An open-source crypto trading project received a malicious npm package called @validate-sdk/v2 after Anthropic’s Claude Opus AI model made it a dependency. This gave hackers access to users’ crypto wallets and funds.
Security researchers from ReversingLabs (RL) found the breach in the openpaw-graveyard project, which is an autonomous crypto trading agent hosted on npm. They called it PromptMink.
The bad commit was made on February 28, 2026. ReversingLabs says that the package pretends to be a tool for checking data but really steals secrets from the host environment.
ReversingLabs said that the attack came from Famous Chollima, a North Korean state-sponsored threat group.
The group has been spreading malicious npm packages since at least September 2025. They have been improving a two-layer strategy that is meant to trick both human devs and AI coding assistants.
The first layer is made up of packages that don’t have any malicious code. These “bait” packages, like @solana-launchpad/sdk and @meme-sdk/trade, seem like real tools for crypto developers.
They list a few second-layer packages that carry the actual payload, along with popular npm packages like axios and bn.js as dependencies.
When the second-layer packages are reported and taken down from npm, the attackers just put in a new one without losing the reputation they’ve built around the bait packages.
ReversingLabs says that when @hash-validator/v2 was taken off of npm, the attackers released @validate-sdk/v2 the same day with the same version number and source code.
Security researchers stated that Famous Chollima’s method seems more suited to taking advantage of AI coding assistants than human developers. The group writes long, detailed documentation for its malicious packages, which researchers call “LLM Optimization abuse.”
The goal is to make packages look real enough that AI agents will suggest and install them without any problems. The infected packages were “vibe-coded” by generative AI tools. Leftover LLM responses are visible in the file comments.
Since late 2025, the PromptMink malware has taken on many different forms.
It started as a simple JavaScript infostealer, then grew into big single-executable applications, and now comes as compiled Rust payloads that are made to be stealthy, according to ReversingLabs.

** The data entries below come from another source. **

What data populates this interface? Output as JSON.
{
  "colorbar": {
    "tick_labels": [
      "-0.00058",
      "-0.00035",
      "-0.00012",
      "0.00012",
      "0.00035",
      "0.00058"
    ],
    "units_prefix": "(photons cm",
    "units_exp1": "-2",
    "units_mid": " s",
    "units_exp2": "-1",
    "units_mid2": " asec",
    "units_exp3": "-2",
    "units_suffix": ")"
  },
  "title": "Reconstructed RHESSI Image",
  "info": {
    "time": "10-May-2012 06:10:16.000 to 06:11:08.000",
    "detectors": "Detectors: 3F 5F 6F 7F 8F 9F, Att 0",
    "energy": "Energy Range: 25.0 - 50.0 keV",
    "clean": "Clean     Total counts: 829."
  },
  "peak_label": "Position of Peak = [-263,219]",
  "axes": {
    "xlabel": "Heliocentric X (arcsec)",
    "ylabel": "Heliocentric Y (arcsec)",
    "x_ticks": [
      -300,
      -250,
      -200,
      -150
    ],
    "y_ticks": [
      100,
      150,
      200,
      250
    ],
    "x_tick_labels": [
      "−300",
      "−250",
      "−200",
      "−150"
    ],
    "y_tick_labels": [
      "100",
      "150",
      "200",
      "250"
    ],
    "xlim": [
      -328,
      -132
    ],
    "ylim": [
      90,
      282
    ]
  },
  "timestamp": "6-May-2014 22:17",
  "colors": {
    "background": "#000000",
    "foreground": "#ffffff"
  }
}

When the malware is installed, it looks for configuration files related to crypto, steals wallet credentials and system information, compresses and sends project source code to itself, and drops SSH keys on Linux and Windows machines so it can always access them remotely.
The PromptMink campaign is not the only recent attack targeting crypto developers through package managers.
Last month, Cryptopolitan reported on GhostClaw, a malware that targeted the OpenClaw community through a fake npm installer. It harvested crypto wallet data, macOS Keychain passwords, and AI platform API tokens from 178 developers before removal from the npm registry.
PromptMink and GhostClaw use social engineering as an entry point and target developers working in crypto and Web3. What makes PromptMink different is that it targets AI coding agents and uses them as the attack path.